Les affections des baromètres

C’est donc avant tout sa littérature qui fait de Houellebecq un contemporain si capital. Si les avis se déchainent, c’est que la question posée par Soumission frappe juste, mais aussi, qu’elle est pertinemment posée. Sans entrer dans les détails, le roman relate l’histoire de François, professeur à l’université Paris III (Sorbonne-Nouvelle) auteur d’une thèse sur Joris-Karl Huysmans, écrivain neurasthénique et désabusé du XIXème qui a finit, las d’espérer la paix sans l’obtenir ici-bas, par se convertir au catholicisme. Tout comme son auteur de prédilection, François vivote et s’emmerde. Ses cours l’assomment.

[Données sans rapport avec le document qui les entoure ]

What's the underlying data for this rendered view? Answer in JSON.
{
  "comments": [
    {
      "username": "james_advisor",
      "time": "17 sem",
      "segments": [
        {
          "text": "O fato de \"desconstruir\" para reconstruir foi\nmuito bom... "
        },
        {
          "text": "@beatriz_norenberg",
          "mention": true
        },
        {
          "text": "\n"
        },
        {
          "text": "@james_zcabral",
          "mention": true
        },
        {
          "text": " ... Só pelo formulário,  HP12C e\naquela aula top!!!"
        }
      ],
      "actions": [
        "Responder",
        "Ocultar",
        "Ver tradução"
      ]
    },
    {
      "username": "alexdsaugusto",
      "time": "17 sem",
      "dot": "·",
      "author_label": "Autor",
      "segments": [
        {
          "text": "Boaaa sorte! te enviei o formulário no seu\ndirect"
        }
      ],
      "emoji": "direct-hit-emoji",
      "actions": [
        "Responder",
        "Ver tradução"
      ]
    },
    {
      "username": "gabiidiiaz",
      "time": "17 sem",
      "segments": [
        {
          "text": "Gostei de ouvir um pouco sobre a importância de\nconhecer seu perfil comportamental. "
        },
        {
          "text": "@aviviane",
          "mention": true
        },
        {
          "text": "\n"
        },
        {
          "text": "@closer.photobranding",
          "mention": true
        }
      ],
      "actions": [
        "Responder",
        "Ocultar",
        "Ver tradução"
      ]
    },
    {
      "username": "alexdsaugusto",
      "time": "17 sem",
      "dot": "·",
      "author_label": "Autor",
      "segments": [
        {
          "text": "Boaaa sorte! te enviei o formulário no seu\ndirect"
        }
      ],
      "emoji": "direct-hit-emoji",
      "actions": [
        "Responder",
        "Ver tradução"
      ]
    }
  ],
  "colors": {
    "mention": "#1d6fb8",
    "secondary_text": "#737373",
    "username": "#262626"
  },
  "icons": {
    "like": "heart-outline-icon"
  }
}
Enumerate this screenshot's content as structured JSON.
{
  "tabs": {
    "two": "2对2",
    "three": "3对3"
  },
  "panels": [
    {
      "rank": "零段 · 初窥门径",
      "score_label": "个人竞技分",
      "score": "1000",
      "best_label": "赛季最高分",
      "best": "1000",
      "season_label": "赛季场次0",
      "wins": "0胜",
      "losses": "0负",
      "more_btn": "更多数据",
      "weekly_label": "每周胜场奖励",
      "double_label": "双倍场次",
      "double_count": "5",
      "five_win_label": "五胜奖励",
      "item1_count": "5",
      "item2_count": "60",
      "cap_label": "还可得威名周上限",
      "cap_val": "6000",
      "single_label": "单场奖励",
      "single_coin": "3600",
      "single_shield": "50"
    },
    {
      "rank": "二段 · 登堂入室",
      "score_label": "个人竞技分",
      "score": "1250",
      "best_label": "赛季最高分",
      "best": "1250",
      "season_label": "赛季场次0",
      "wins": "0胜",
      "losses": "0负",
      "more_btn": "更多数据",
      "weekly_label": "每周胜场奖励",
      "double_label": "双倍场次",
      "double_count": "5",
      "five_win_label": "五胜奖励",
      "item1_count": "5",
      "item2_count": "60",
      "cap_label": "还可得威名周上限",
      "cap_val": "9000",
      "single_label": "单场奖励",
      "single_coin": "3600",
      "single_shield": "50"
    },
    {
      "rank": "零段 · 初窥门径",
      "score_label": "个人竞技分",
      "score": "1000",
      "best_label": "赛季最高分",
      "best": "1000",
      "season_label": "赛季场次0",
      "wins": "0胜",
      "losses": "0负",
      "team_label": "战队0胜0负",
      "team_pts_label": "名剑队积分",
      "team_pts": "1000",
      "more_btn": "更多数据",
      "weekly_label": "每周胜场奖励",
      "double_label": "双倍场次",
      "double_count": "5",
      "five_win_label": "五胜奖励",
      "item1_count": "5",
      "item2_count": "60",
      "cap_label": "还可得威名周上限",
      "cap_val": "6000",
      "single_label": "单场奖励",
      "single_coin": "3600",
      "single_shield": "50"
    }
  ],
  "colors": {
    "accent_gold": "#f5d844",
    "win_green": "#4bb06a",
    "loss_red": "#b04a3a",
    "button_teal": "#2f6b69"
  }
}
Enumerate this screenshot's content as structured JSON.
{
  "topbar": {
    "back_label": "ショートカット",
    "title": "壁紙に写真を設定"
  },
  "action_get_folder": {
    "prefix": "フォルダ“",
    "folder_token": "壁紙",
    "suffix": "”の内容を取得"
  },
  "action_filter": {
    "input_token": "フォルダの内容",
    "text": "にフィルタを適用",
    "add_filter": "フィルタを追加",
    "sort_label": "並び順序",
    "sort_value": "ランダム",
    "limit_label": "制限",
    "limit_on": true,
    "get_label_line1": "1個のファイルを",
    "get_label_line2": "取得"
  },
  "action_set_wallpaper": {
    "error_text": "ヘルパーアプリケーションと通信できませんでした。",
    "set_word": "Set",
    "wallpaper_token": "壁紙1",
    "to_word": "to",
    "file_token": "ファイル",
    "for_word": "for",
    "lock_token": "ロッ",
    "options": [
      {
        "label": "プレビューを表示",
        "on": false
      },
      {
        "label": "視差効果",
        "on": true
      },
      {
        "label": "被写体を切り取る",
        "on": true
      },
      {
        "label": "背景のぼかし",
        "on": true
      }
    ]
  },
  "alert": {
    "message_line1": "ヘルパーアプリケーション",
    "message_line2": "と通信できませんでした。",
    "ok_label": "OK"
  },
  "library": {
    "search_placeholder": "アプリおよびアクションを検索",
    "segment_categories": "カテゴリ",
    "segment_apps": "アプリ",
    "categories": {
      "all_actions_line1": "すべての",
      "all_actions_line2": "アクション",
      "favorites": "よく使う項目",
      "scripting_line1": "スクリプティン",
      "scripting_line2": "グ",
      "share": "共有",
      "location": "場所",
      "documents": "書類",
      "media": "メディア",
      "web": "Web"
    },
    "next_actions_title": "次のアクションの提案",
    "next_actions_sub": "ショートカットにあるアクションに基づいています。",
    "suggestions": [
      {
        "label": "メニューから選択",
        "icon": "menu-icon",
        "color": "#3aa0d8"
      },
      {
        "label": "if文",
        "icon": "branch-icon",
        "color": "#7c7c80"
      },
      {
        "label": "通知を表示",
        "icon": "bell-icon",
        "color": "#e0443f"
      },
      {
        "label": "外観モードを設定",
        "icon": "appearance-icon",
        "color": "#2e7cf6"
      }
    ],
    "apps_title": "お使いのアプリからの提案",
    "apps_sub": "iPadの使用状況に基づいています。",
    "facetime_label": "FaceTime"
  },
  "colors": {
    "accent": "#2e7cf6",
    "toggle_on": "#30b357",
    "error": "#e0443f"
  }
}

Ses collègues sont des coincés ou des parasites. Il ne baise même plus ses étudiantes, sinon la sublime Myriam pour laquelle il se surprend, occasionnellement, à éprouver un sentiment. Notre protagoniste vit pourtant une époque troublée : on est en 2022. Le Front National est le parti politique le plus puissant de l’Hexagone. François Hollande, réélu en 2017, est sur le déclin. Le communautarisme religieux essaime et fleurit. Pour contrer la victoire prévue de Marine le Pen au second tour de l’élection présidentielle, le PS et l’UMP se rallient à un nouveau Parti, la Fraternité musulmane, pour porter au pouvoir son candidat, l’ambitieux et avenant Mohammed Ben Abbes. Et la France devient une terre d’Islam. S’en suit une série de réformes radicales : les femmes cessent de travailler. La polygamie est autorisée et plébiscitée. De colossaux capitaux venus des pétromonarchies du Golfe extirpent la France de la crise. Les Saoudiens rachètent la Sorbonne. Les professeurs, et de même tout fonctionnaire du domaine public, sont contraints à la conversion ou à la démission. Le pantouflard François se trouve alors placé devant un choix draconien.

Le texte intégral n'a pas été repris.